The success of Egypt’s new leadership in reaching an “extendable” 72-hour humanitarian truce between the Israelis and the Gaza-ruling Hamas promotes the North African country’s role in the region, analysts said.
Egypt has managed to broker a ceasefire between Israel and the armed Islamist resistance movement that started early on Tuesday, after the almost-month long Israeli offensive against the restive Gaza Strip left more than 1,850 Palestinians killed, over 9,550 wounded. Meanwhile, 64 Israeli soldiers and three civilians killed.
Late on Wednesday, Egypt’s State TV reported that Israel agreed to extend the ongoing truce “with neither conditions nor time limit.”
Egypt received Palestinian and Israeli delegations in the capital Cairo after Hamas initially rejected the Egyptian ceasefire initiative proposed in mid-July when the number of Palestinian victims did not exceed 200. Israel has recently refused to send a delegation for talks in Cairo but it finally did on Tuesday.
“The Egyptian initiative and its brokered negotiations over the past 48 hours showed Egypt’s success in bringing the conflicting parties to Cairo and reach a ceasefire on the ground,” Tarek Fahmy, political science professor and expert at the National Center for Middle East Studies, said.
The expert noted that Hamas and the Islamic Jihad influential Palestinian groups sent extra members on Tuesday, who were stuck in Gaza, to join the talks in Cairo.
“The discussion sessions on the Palestinian side were positive, ” Fahmy said, noting the new Palestinian negotiators are “high- profile experts and technicians.”
Cairo has lately been the destination of United States, European and Asian diplomats until the 72-hour “extendable” humanitarian truce was reached. The Egyptian leadership is currently intensifying communications and talks to reach a permanent truce between the Palestinians and the Israelis.
“Egypt and the United States are working together in this regard, and there are positive indications that a long-term truce could be reached,” the professor added.
Political expert and former diplomat Hani Khallaf said that Egypt’s initiative and intensive mediation are only motivated by its concern on its own national security.
“The mediation role Egypt is playing is a necessary national duty to secure its eastern borders with Israel and Hamas-ruled Gaza,” the former assistant foreign minister said.
Khallaf, however, argued that a greater regional role is manifested when a country like Egypt mediates in issues far from its borders.

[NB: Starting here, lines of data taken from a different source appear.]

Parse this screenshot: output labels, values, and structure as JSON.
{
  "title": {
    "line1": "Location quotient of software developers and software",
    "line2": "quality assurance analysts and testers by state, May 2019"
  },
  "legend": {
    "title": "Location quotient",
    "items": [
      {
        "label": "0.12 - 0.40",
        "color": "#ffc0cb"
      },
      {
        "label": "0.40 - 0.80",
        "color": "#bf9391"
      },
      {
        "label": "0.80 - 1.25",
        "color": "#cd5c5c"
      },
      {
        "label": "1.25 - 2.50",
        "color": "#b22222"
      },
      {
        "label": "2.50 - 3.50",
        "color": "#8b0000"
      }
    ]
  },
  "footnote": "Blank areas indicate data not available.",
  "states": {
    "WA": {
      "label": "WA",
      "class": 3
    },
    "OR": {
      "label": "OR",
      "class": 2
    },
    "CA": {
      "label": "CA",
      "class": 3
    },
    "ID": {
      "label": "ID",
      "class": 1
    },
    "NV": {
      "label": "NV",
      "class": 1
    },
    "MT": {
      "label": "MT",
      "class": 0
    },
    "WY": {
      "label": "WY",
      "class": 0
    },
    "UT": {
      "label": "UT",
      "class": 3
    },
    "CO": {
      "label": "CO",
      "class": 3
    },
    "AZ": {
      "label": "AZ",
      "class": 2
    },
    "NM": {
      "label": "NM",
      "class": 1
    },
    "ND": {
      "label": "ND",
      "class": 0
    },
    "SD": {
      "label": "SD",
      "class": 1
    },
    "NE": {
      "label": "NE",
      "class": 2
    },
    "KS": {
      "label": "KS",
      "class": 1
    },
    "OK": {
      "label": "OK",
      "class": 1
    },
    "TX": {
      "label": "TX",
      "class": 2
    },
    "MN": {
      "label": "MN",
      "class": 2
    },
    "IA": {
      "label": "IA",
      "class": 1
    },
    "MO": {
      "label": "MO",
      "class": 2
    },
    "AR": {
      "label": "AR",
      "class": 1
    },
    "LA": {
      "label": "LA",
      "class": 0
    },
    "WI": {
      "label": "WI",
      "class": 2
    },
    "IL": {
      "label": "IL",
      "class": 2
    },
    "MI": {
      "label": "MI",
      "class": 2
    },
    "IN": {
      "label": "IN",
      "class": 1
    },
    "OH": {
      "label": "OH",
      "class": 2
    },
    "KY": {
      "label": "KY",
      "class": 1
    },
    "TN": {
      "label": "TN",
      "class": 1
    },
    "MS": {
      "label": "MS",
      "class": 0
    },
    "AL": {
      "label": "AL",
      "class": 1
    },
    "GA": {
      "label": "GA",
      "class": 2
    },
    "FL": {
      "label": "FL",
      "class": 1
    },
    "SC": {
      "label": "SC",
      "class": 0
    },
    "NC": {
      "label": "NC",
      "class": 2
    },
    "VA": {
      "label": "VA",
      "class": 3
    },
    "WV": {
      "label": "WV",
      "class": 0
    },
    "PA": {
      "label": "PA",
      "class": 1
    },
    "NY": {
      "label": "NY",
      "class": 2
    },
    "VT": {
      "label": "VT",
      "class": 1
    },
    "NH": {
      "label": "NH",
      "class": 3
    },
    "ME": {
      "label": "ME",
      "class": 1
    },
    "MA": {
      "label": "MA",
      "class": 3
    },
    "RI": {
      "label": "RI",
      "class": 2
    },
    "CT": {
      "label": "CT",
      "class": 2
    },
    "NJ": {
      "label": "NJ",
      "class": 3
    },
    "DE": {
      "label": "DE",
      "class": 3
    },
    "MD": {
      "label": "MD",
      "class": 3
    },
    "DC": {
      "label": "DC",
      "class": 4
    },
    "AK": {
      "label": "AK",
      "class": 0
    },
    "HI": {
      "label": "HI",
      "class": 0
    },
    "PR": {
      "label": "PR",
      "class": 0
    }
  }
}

“We can say Egypt ‘started’ to restore its regional influence, but a greater role would be achieved when Egypt works on issues in Iraq, and mediates better ties between Morocco and Algeria,” he said.
In-mid July, Egypt proposed an immediate ceasefire initiative between Israel and Hamas, but it was rejected by Hamas that demanded a comprehensive solution including lifting the Israeli seven-year-long blockade on Gaza.
“If Egypt’s role had been influential enough, both parties would have approved the initiative on the spot,” Khallaf lamented, adding that Egypt’s success to reach the ongoing ceasefire enhances its national security in the first place and its regional role next.
The ex-diplomat believes that both parties earnestly considered Egypt’s initiative “when they were exhausted and ran out of warring energy.”
In 2012, Egypt brokered a truce between Hamas and Israel during the one-year reign of former Islamist President Mohamed Morsi who was ousted by the military last year.
“Egypt’s success in reaching a temporary ceasefire enhances its regional role,” Gabry told Xinhua, noting it is the first success the country achieves under the leadership of newly elected President Abdel-Fattah al-Sisi, who carried out Morsi’s ouster backed by mass protests.
“If Egypt succeeds in turning the 72-hour truce into a permanent one, it will reaffirm the country’s restoration to its usual regional influence,” the strategic expert said.